C’est aussi un moment qui rappelle que ces voisins, en particulier les garçons, ne voulaient pas se mettre à la place des filles. Au lieu de cela, ils ont continué à les désirer et à les idéaliser de loin, plutôt que de prendre la peine d’analyser les nombreuses raisons pour lesquelles Lux n’aurait pas pu se rendre au Planning familial. Les lecteurs apprennent plus tard qu’elle n’était pas enceinte, mais qu’elle était positive au papillomavirus. Le médecin a également accepté d’administrer ces tests à Lux, une mineure, sans en avertir ses parents.
Coppola a laissé de côté le Jour du deuil et le thérapeute de l’école dans le film
« M. Pulff… s’est souvenu de quelques mots prononcés par Mme Woodhouse ce jour-là. »Le chagrin est naturel », a-t-elle dit. Le surmonter est une question de choix. » Je m’en souviens parce que je l’ai utilisée plus tard pour un produit de régime : « Manger est naturel. Prendre du poids, c’est votre choix. Alors que le film couvre brièvement la tentative de l’école d’entamer une discussion sur le suicide de Cecilia, Coppola décide de laisser de côté un événement scolaire spécifique appelé « Day of Grieving » (journée du deuil). Un jour de l’année scolaire, sans avertissement, les enseignants gardent les élèves dans leur salle de classe et sont chargés d’entamer une discussion délicate de la manière qu’ils jugent la plus appropriée.

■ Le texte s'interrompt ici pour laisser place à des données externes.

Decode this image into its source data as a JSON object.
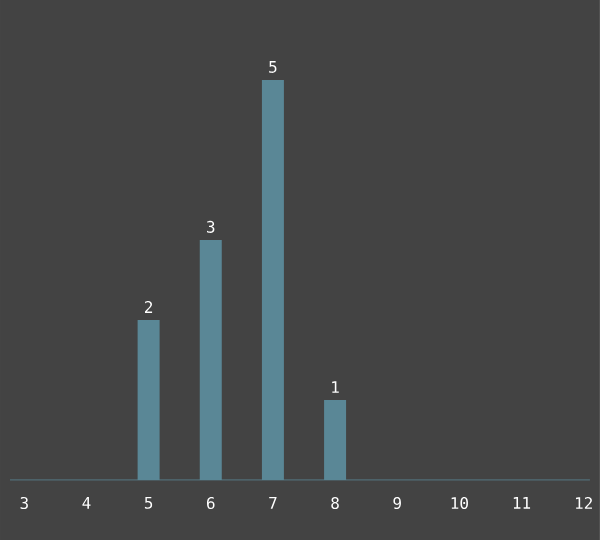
{
  "chart_data": {
    "type": "bar",
    "categories": [
      "3",
      "4",
      "5",
      "6",
      "7",
      "8",
      "9",
      "10",
      "11",
      "12"
    ],
    "values": [
      null,
      null,
      2,
      3,
      5,
      1,
      null,
      null,
      null,
      null
    ],
    "color": "#5a8796",
    "data_labels": true,
    "grid": false
  }
}
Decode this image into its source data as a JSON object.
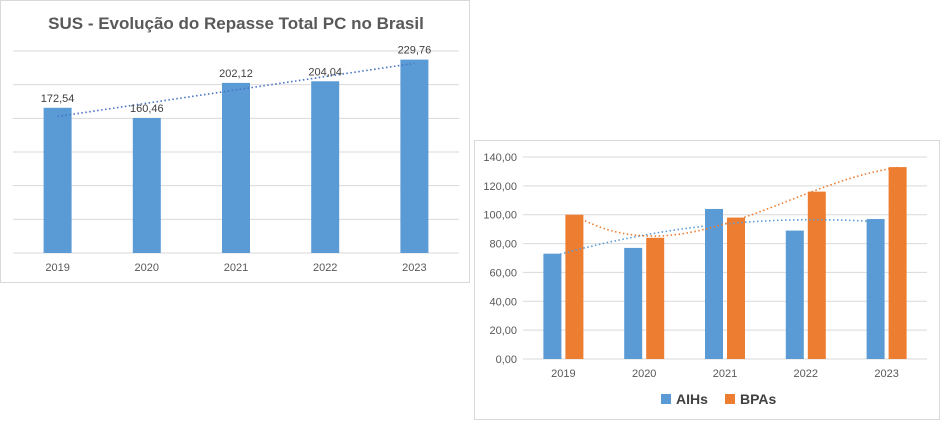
{
  "chart_data": [
    {
      "type": "bar",
      "title": "SUS - Evolução do Repasse Total PC no Brasil",
      "categories": [
        "2019",
        "2020",
        "2021",
        "2022",
        "2023"
      ],
      "values": [
        172.54,
        160.46,
        202.12,
        204.04,
        229.76
      ],
      "data_labels": [
        "172,54",
        "160,46",
        "202,12",
        "204,04",
        "229,76"
      ],
      "ylim": [
        0,
        240
      ],
      "y_axis_visible": false,
      "grid": true,
      "trendline": "linear",
      "colors": {
        "bar": "#5b9bd5",
        "trend": "#4472c4",
        "grid": "#d9d9d9"
      }
    },
    {
      "type": "bar",
      "categories": [
        "2019",
        "2020",
        "2021",
        "2022",
        "2023"
      ],
      "series": [
        {
          "name": "AIHs",
          "values": [
            73,
            77,
            104,
            89,
            97
          ],
          "color": "#5b9bd5",
          "trendline": "polynomial"
        },
        {
          "name": "BPAs",
          "values": [
            100,
            84,
            98,
            116,
            133
          ],
          "color": "#ed7d31",
          "trendline": "polynomial"
        }
      ],
      "ylim": [
        0,
        140
      ],
      "yticks": [
        "0,00",
        "20,00",
        "40,00",
        "60,00",
        "80,00",
        "100,00",
        "120,00",
        "140,00"
      ],
      "grid": true,
      "legend": "bottom"
    }
  ]
}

Les sœurs Lisbon, dans des classes différentes, refusent de participer et se retrouvent finalement dans les toilettes des filles, attendant la fin de la journée de deuil en silence. Ce moment du livre souligne l’idée que de nombreuses personnes dans la petite ville semblent se préoccuper d’arrêter la « propagation » des suicides plutôt que de se sentir concernées par les filles Lisbon elles-mêmes. Aucun membre de la faculté ne discute directement du Jour du deuil avec M. Lisbon (James Wood), qui est lui-même enseignant à l’école.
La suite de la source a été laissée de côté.